Hace seis años que no es más que unas letritas agudas invadiendo amablemente la pantalla de un chat, el plín contento de un mail que llega sin que se lo espere. Ese personaje que inventé para decirle cosas como que lo aguardo en la cima de un terrón entre dos aguas leyendo un libro de Juarroz. Pero hubo un tiempo, allá lejos y hace mucho, en que Celerino tenía otro nombre y en su cueva pequeña de Buenos Aires inventábamos palíndromos antes de dormir la siesta. Bajo otro sol que alargaba las veredas íbamos andando enhebrados del brazo mientras me descubría por primera vez Cortázar, Salinger, Camus… esas plazas conquistadas tarde a tarde. Y a golpe de adoquines iba construyendo un miniverso entero que hoy habito y ensancho y aprendo a querer hasta fascinarme de que no se agote mientras yo me quedo sin aire.

Cantábamos canciones, las canciones. Me susurraba —Celerino tiene, la recuerdo, una voz dulce, algo aguda—, la añada de Ana la friolera y yo me encaramaba a los bolardos por las esquinas de Belgrano solo por sentirme un momento más alta que él. En los bondis íbamos deletreándonos él uno al otro, esperando que nos tragara un agujero negro, terminar en alguna otra dimensión donde nadie más.

Celerino era un tipo de carne y hueso que esperaba a que me fuera de vacaciones para afeitarse la barba, pedía café, pero miraba con envidia mi submarino. Tenía unas manos grandes como zepelines para perderse en el desierto abrupto de sus caricias. Una persona, metro setenta más o menos, los ojos achinados si se ríe de veras. Cursi a veces, recitaba a Neruda por la noche para gustarle a las niñas. Un hombre, me cuesta decirlo, al que besé tres veces en cuatro años. Y eso fue todo, lo fue todo. Celerino se llamaba Lucas y era la puerta por la que se entraba a mi mundo. A su sombra leí, escribí, politiqueé por vez primera; delante de él pronuncié las primeras ideas propias de las que me sentí orgullosa.

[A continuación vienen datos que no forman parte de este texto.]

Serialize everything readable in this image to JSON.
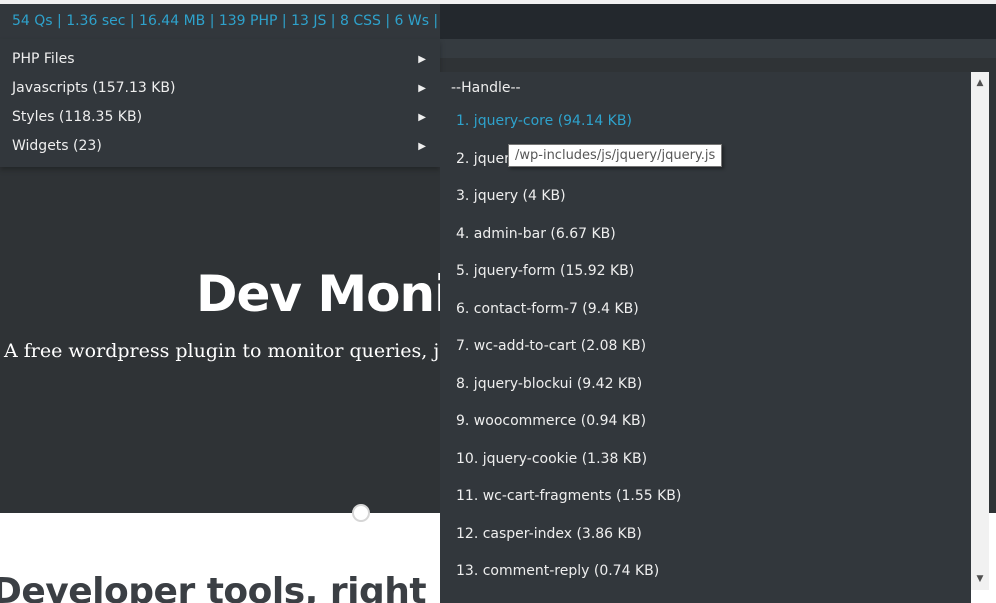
{
  "hero": {
    "title": "Dev Moni",
    "subtitle": "A free wordpress plugin to monitor queries, ja",
    "below_heading": "Developer tools, right in your admin"
  },
  "stats_bar": {
    "text": "54 Qs | 1.36 sec | 16.44 MB | 139 PHP | 13 JS | 8 CSS | 6 Ws |"
  },
  "menu": {
    "items": [
      {
        "label": "PHP Files"
      },
      {
        "label": "Javascripts (157.13 KB)"
      },
      {
        "label": "Styles (118.35 KB)"
      },
      {
        "label": "Widgets (23)"
      }
    ],
    "arrow": "▶"
  },
  "submenu": {
    "header": "--Handle--",
    "items": [
      {
        "label": "1. jquery-core (94.14 KB)"
      },
      {
        "label": "2. jquer"
      },
      {
        "label": "3. jquery (4 KB)"
      },
      {
        "label": "4. admin-bar (6.67 KB)"
      },
      {
        "label": "5. jquery-form (15.92 KB)"
      },
      {
        "label": "6. contact-form-7 (9.4 KB)"
      },
      {
        "label": "7. wc-add-to-cart (2.08 KB)"
      },
      {
        "label": "8. jquery-blockui (9.42 KB)"
      },
      {
        "label": "9. woocommerce (0.94 KB)"
      },
      {
        "label": "10. jquery-cookie (1.38 KB)"
      },
      {
        "label": "11. wc-cart-fragments (1.55 KB)"
      },
      {
        "label": "12. casper-index (3.86 KB)"
      },
      {
        "label": "13. comment-reply (0.74 KB)"
      }
    ]
  },
  "tooltip": {
    "text": "/wp-includes/js/jquery/jquery.js"
  },
  "scrollbar": {
    "up": "▲",
    "down": "▼"
  },
  "colors": {
    "link_accent": "#2ea2cc",
    "panel_bg": "#32373c",
    "admin_bar_bg": "#23282d"
  }
}
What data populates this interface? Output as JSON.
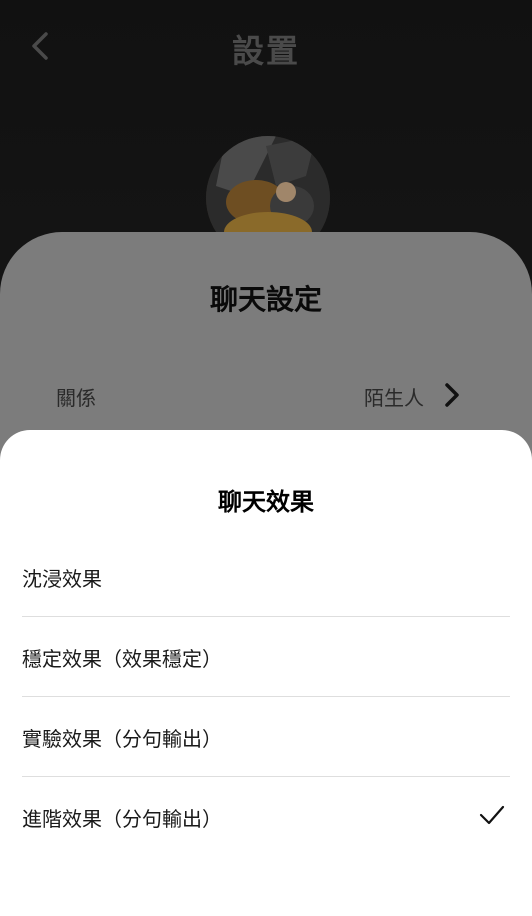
{
  "header": {
    "title": "設置",
    "back_icon": "chevron-left-icon"
  },
  "chat_settings": {
    "title": "聊天設定",
    "relation": {
      "label": "關係",
      "value": "陌生人",
      "icon": "chevron-right-icon"
    }
  },
  "chat_effect_sheet": {
    "title": "聊天效果",
    "options": [
      {
        "label": "沈浸效果",
        "selected": false
      },
      {
        "label": "穩定效果（效果穩定）",
        "selected": false
      },
      {
        "label": "實驗效果（分句輸出）",
        "selected": false
      },
      {
        "label": "進階效果（分句輸出）",
        "selected": true
      }
    ],
    "selected_icon": "check-icon"
  }
}
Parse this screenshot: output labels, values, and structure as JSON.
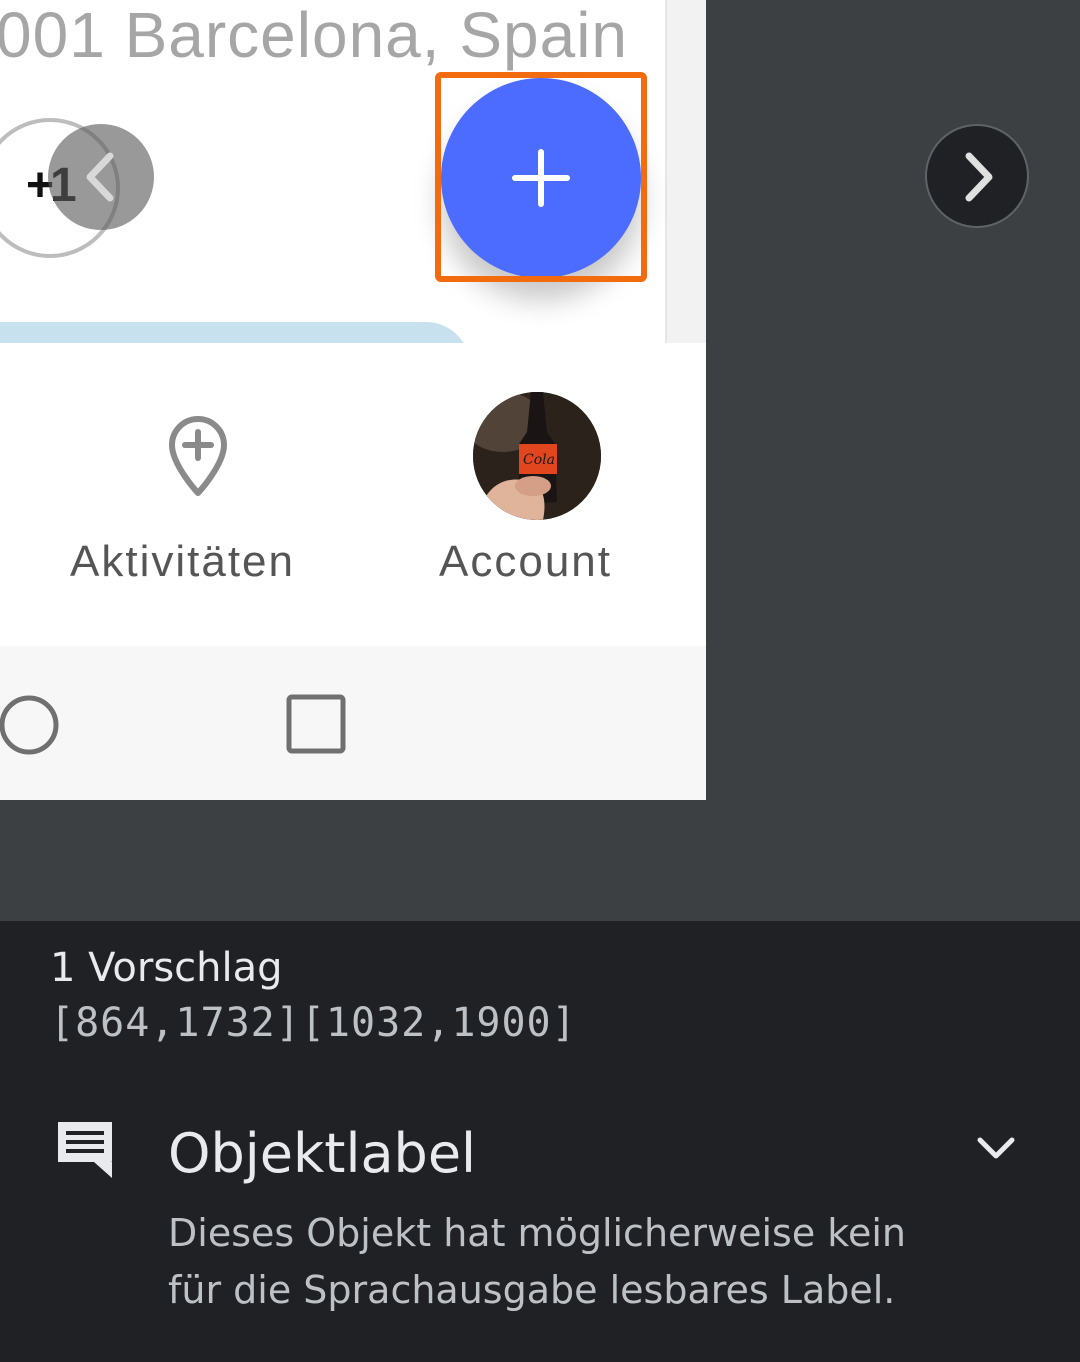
{
  "app": {
    "address_text": "001 Barcelona, Spain",
    "plus_badge": "+1",
    "fab_icon": "plus-icon",
    "fab_color": "#4c6bff",
    "highlight_color": "#f26b0f",
    "nav": {
      "activities_label": "Aktivitäten",
      "account_label": "Account"
    }
  },
  "panel": {
    "suggestion_count": "1 Vorschlag",
    "bounds": "[864,1732][1032,1900]",
    "issue_title": "Objektlabel",
    "issue_description": "Dieses Objekt hat möglicherweise kein für die Sprachausgabe lesbares Label."
  },
  "icons": {
    "prev": "chevron-left-icon",
    "next": "chevron-right-icon",
    "activities": "map-pin-plus-icon",
    "comment": "comment-icon",
    "expand": "chevron-down-icon",
    "home": "circle-home-icon",
    "recents": "square-recents-icon"
  }
}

Hace seis años se convirtió en los delgados trazos de una frase de aliento que llega desde el otro lado del océano que hoy, en cambio, está al cabo por cruzar. Celerino de visita en mis planetas. Un tipo real que el sábado presenta sus papeles en una ventanita, se sienta a esperar (le sudarán las manos) en una silla metálica bajo un cartel electrónico que reza el nombre de una ciudad que lleva por apellido mi nombre. Traerá regalos, me lo ha dicho. Traerá las esquirlas del valor en el babero, que estallaron la otra noche mientras me escribía «Che, no te vuelvas loca todavía, pero…». Celerino en la Gran Vía, Celerino en el Prado, Celerino en mi bar amigo, Celerino mi descubridor montado en el asiento de copiloto de mi coche mientras contempla por primera vez este lado del mundo a través de la horrible carretera de Barajas. Un personaje tan mío que se toma la molestia de, tras seis años, salirse del papel para aparecerse en el centro del salón, alargar la mano y decir entre sonrisas: «Rubia, me debés una borrachera y un baile».